Apparu avant les dinosaures…

Apparu il y a 450 millions d’années, soit bien avant les dinosaures, on peut trouver des fossiles d’oursins dans les roches calcaires comme la craie.
Ils sont présents dans toutes les grandes mers du monde et à toutes les profondeurs (environ 950 espèces existantes actuellement). En Méditerranée c’est une dizaine d’espèces telles les oursins violets, noirs, grimpeurs, coeur de Méditerranée, lance gris, granuleux, melon, diadème (espèce protégée, aux piquants très venimeux), spatangue pourpre…
Mais tous ne sont pas comestibles. Les oursins violets sont les plus recherchés, les noirs sont moins bons et ceux venant de la mer ont un goût en général plus fin que ceux des étangs. Ce sont pour la plupart des herbivores mais ils peuvent aussi mettre à leur menu des bryozoaires, foraminifères, ophiures, gastéropodes et autres débris et restes d’animaux. Ils broutent les algues sur le fond ou les posidonies avec leur bouche à cinq dents. Ils se déplacent lentement grâce à leurs piquants articulés, mais ils ont aussi de petites ventouses appelées podia ou pieds ambulacraires.

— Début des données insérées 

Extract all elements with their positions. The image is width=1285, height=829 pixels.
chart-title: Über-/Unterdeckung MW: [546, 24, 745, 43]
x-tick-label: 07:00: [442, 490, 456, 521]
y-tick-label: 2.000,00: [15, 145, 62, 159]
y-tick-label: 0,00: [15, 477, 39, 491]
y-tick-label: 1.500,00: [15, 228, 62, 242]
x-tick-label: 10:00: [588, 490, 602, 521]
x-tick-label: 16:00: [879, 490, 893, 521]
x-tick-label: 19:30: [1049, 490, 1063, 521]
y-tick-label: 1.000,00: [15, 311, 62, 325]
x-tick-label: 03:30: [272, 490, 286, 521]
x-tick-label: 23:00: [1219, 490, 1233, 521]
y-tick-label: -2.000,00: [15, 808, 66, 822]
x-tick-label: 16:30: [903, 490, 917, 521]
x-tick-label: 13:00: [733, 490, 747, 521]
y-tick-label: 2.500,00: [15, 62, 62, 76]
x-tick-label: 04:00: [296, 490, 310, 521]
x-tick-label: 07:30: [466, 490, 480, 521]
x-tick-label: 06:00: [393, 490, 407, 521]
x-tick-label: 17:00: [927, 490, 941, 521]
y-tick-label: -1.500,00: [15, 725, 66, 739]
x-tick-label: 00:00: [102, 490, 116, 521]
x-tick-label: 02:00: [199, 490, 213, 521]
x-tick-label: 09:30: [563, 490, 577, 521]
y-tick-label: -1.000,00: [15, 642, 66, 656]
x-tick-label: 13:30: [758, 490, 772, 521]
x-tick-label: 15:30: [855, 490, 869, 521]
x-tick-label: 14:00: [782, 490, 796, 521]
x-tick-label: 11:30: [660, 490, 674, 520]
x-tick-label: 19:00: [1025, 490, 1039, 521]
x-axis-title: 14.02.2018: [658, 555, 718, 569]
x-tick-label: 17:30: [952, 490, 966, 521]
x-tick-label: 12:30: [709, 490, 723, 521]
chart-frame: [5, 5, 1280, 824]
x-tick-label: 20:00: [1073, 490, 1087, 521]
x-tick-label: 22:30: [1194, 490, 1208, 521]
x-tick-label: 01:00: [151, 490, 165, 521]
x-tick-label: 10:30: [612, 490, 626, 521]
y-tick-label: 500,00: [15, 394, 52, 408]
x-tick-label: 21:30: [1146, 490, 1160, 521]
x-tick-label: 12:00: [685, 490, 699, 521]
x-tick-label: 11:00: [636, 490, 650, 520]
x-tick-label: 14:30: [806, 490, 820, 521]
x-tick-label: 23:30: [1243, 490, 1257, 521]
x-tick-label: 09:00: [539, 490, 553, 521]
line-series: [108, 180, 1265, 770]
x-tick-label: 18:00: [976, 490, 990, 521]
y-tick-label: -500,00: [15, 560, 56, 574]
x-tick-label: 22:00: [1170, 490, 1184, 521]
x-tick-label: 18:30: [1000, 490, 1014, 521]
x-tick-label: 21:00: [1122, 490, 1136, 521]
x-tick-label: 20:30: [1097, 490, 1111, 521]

Une espérance de vie probablement supérieure à la nôtre grâce à un système immunitaire très performant

Singularité biologique, les oursins n’ont pas de tête, leur bouche est située sur la face inférieure et leurs yeux sont remplacés par des cellules spécialisées invisibles. Ils n’ont pas non plus de véritable cerveau, et leur système nerveux est fait de cinq fibres qui tapissent l’intérieur de la carapace.
A force de les étudier, on s’aperçoit qu’ils ont 70 % de gènes en commun avec nous ! Et une espérance de vie probablement supérieure à la nôtre grâce à un système immunitaire très performant. Soumis à une forte pression de récolte, qui peut aussi modifier l’équilibre des petits fonds côtiers méditerranéens, on se met à l’élevage (échiniculture) un peu partout (Ile de Ré par exemple), mais globalement, l’oursin reste un animal sauvage qu’on comprend encore assez mal et qu’il convient de respecter lors de sa récolte en période, taille et quantité autorisées.